In a sense this combines the golden-age classic look at predicting the future, but adapting it to what we know the main drivers are today: artificial intelligence, solar system travel and communications options, terraforming and agriculture on distant planets, etc.
A story, however, is more than that. In terms of characters, the story is told through the eyes of BJ Armstrong, the protagonist. An IT nerd specialising in AI, we are treated to his views and commentary on his first trip outside of Earth. There are are sub-plots with intrigue and mystery (accidents, murder attempts, jumpy security guards), but I would say they are not the focus.
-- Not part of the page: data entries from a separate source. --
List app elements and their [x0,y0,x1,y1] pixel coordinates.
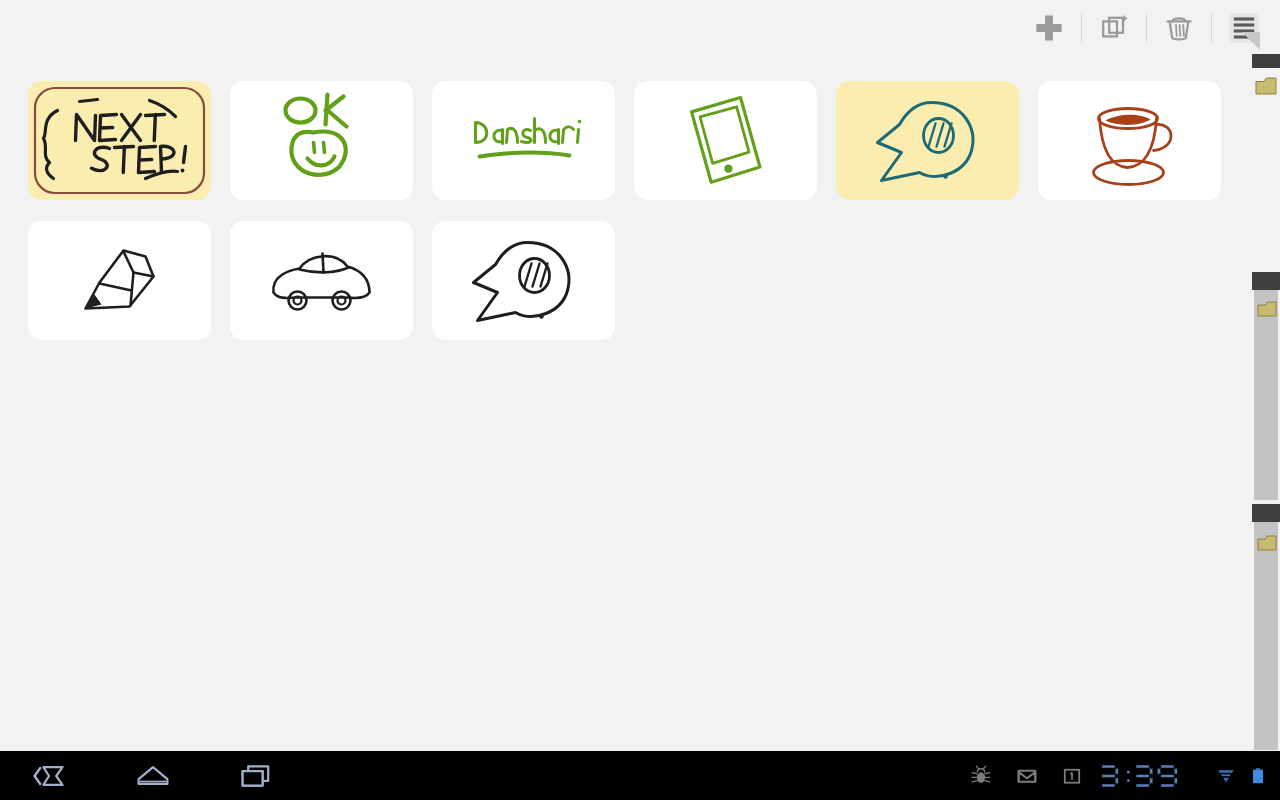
button[interactable]: Note: speech bubble [836,81,1019,200]
button[interactable]: Recents [218,751,296,800]
button[interactable]: Add [1017,0,1081,56]
button[interactable]: Note: phone sketch [634,81,817,200]
button[interactable]: Note: Next Step [28,81,211,200]
button[interactable]: Note: car sketch [230,221,413,340]
button[interactable]: Note: speech bubble [432,221,615,340]
button[interactable]: Menu [1212,0,1276,56]
button[interactable]: Note: coffee cup [1038,81,1221,200]
button[interactable]: Note: pencil sketch [28,221,211,340]
button[interactable]: Note: OK [230,81,413,200]
button[interactable]: Back [10,751,88,800]
button[interactable]: Home [114,751,192,800]
button[interactable]: Delete [1147,0,1211,56]
button[interactable]: Duplicate [1082,0,1146,56]
button[interactable]: Note: Danshari [432,81,615,200]
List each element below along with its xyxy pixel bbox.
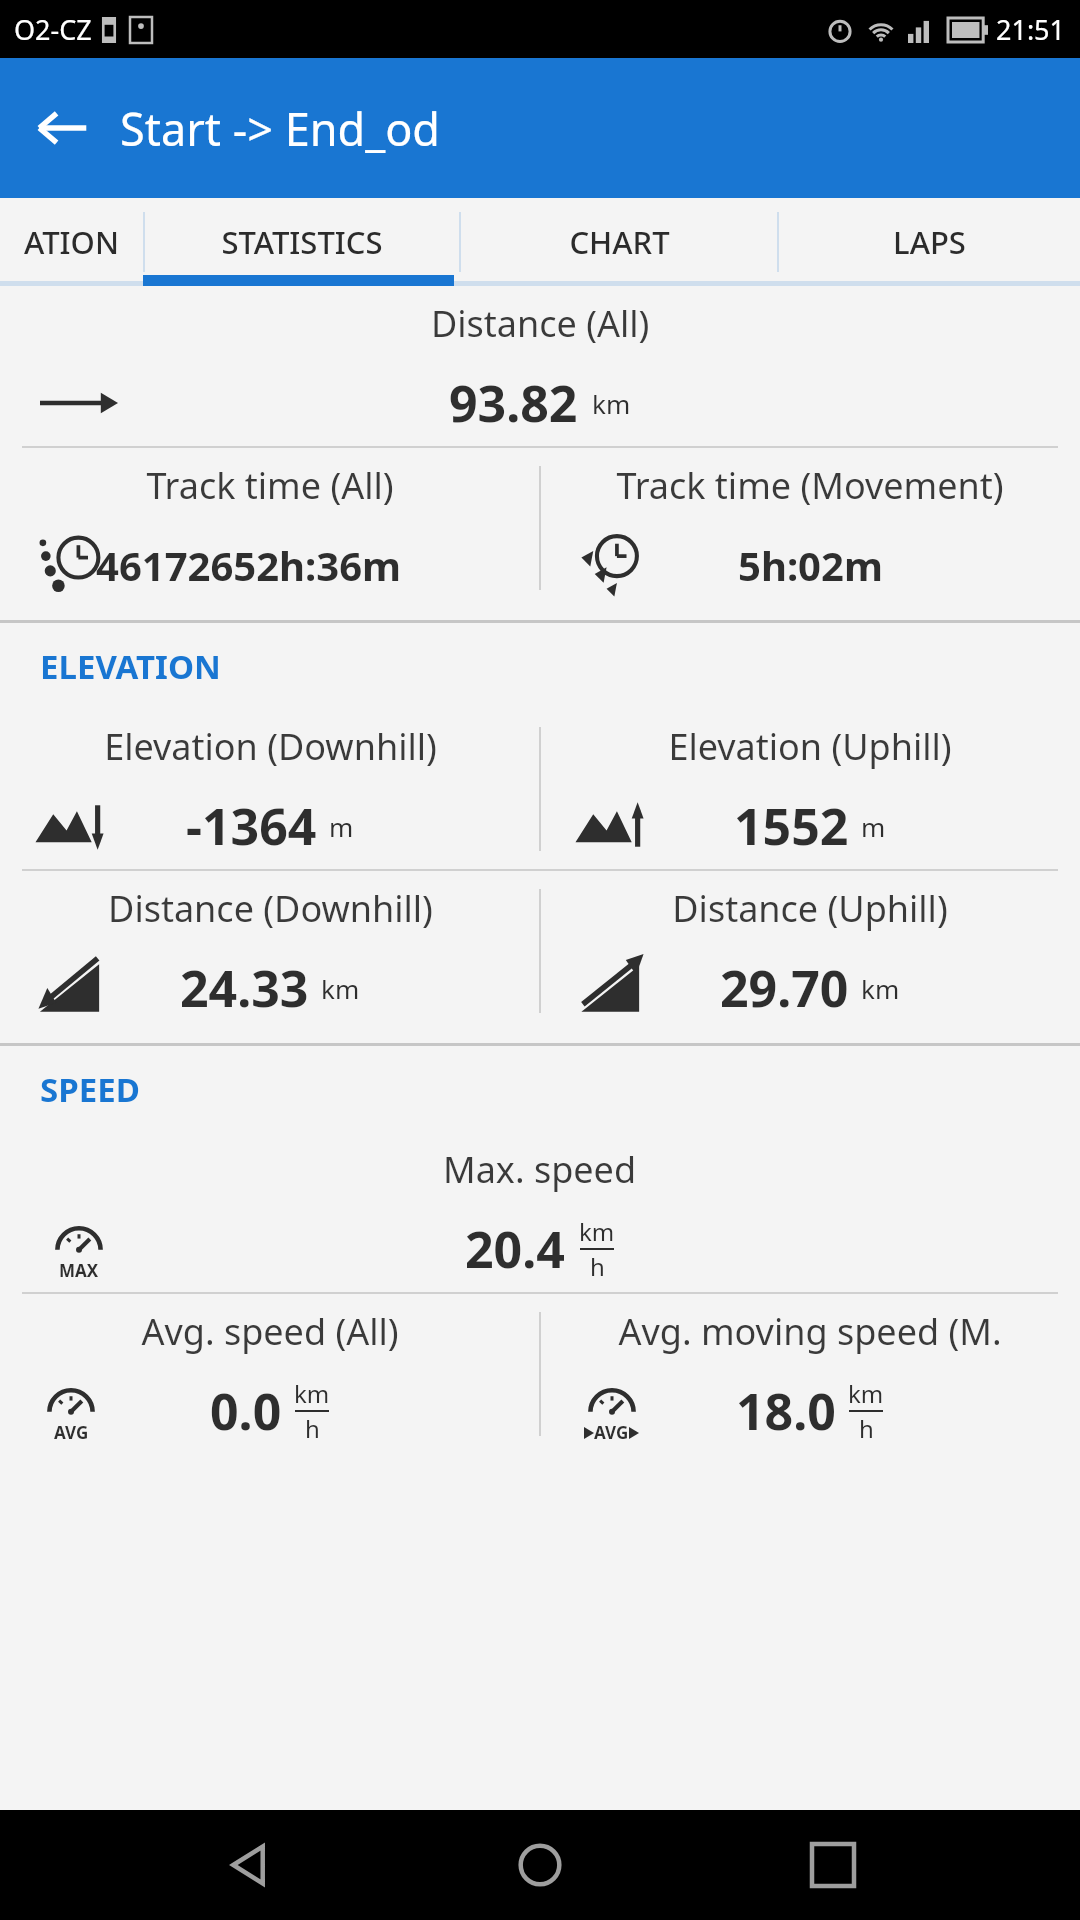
staticText: 24.33 [180,954,309,1022]
button[interactable]: Distance (All) [0,286,1080,446]
staticText: 0.0 [210,1377,282,1445]
staticText: SPEED [40,1067,140,1112]
staticText: Track time (Movement) [616,461,1004,510]
staticText: m [329,809,354,844]
other: Track time movement [574,528,648,602]
staticText: Distance (Downhill) [108,884,433,933]
staticText: ATION [24,221,119,263]
button[interactable]: Distance (Uphill) [540,871,1080,1031]
other: Average moving speed [574,1374,648,1448]
button[interactable]: Max. speed [0,1132,1080,1292]
button[interactable]: LAPS [779,198,1080,286]
staticText: ELEVATION [40,644,221,689]
button[interactable]: Track time (Movement) [540,448,1080,608]
other: Distance downhill [34,951,108,1025]
other: Track time all [34,528,108,602]
staticText: Distance (Uphill) [672,884,948,933]
staticText: CHART [569,221,670,263]
staticText: km [848,1377,884,1410]
button[interactable]: Elevation (Downhill) [0,709,540,869]
staticText: h [590,1250,605,1283]
staticText: AVG [54,1421,89,1444]
button[interactable]: Track time (All) [0,448,540,608]
staticText: -1364 [186,792,317,860]
button[interactable]: STATISTICS [145,198,459,286]
staticText: h [859,1412,874,1445]
button[interactable]: CHART [461,198,777,286]
other: Average speed all [34,1374,108,1448]
staticText: Track time (All) [146,461,394,510]
staticText: Distance (All) [431,299,650,348]
staticText: Avg. moving speed (M. [618,1307,1002,1356]
staticText: AVG [594,1421,629,1444]
staticText: MAX [59,1259,99,1282]
staticText: km [592,386,631,421]
staticText: 93.82 [449,369,578,437]
staticText: km [579,1215,615,1248]
button[interactable]: Avg. speed (All) [0,1294,540,1454]
button[interactable]: Elevation (Uphill) [540,709,1080,869]
other: Elevation uphill [574,789,648,863]
staticText: Elevation (Uphill) [668,722,952,771]
staticText: km [294,1377,330,1410]
button[interactable]: Distance (Downhill) [0,871,540,1031]
staticText: 20.4 [465,1215,565,1283]
button[interactable]: Back [203,1820,293,1910]
button[interactable]: Avg. moving speed (M. [540,1294,1080,1454]
staticText: Elevation (Downhill) [104,722,437,771]
button[interactable]: ATION [0,198,143,286]
staticText: km [321,971,360,1006]
staticText: 5h:02m [738,538,883,592]
staticText: 1552 [734,792,849,860]
other: Elevation downhill [34,789,108,863]
staticText: 21:51 [996,11,1066,48]
other: Max speed [40,1210,118,1288]
other: Distance [40,364,118,442]
staticText: m [861,809,886,844]
staticText: 46172652h:36m [96,538,402,592]
staticText: h [305,1412,320,1445]
staticText: STATISTICS [221,221,383,263]
staticText: 18.0 [736,1377,836,1445]
staticText: O2-CZ [14,11,92,48]
button[interactable]: Back [26,92,98,164]
staticText: Start -> End_od [120,98,441,159]
button[interactable]: Recents [788,1820,878,1910]
staticText: LAPS [893,221,966,263]
button[interactable]: Home [495,1820,585,1910]
staticText: 29.70 [720,954,849,1022]
staticText: km [861,971,900,1006]
other: Distance uphill [574,951,648,1025]
staticText: Max. speed [443,1145,637,1194]
staticText: Avg. speed (All) [141,1307,399,1356]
Overall, I was engrossed by the story progression. It’s a breath of fresh air to read a story that takes its time rather than constantly hit you with plot twists; written by an author who knows what they’re talking about in terms of cause and effect of technology; set in a world that shows what humanity can rise to rather than the current dystopian craze about what it might sink to; and generally explore what life could realistically look like for our grandchildren on a micro and macro level.
WHAT TO BE AWARE OF
This isn’t a thriller, nor is it a colonisation story. It’s an adventure story with elements of intrigue, as our protagonist cruises across the solar system. This is a quick read (not a novella, just a short novel), that serves a lot of world-building for future stories in the same universe.
Character interactions and themes match those of earlier science fiction works as well (with a good reason). This isn’t your modern angsty, young-adult, touchy-feely characters type of novel, but one for more cerebral inclinations.
Felix had a hard time grasping what was going on with space travel, so I told him just to think of a long sea voyage between strange islands. He was reaffirmed in his view that pirates are a perennial menace, and that one should always be suspect of unexpected gifts - even of the leisurely kind.
If you’re a sci-fi geek who grew up on the golden age classics, I have no doubt you’ll enjoy this novel.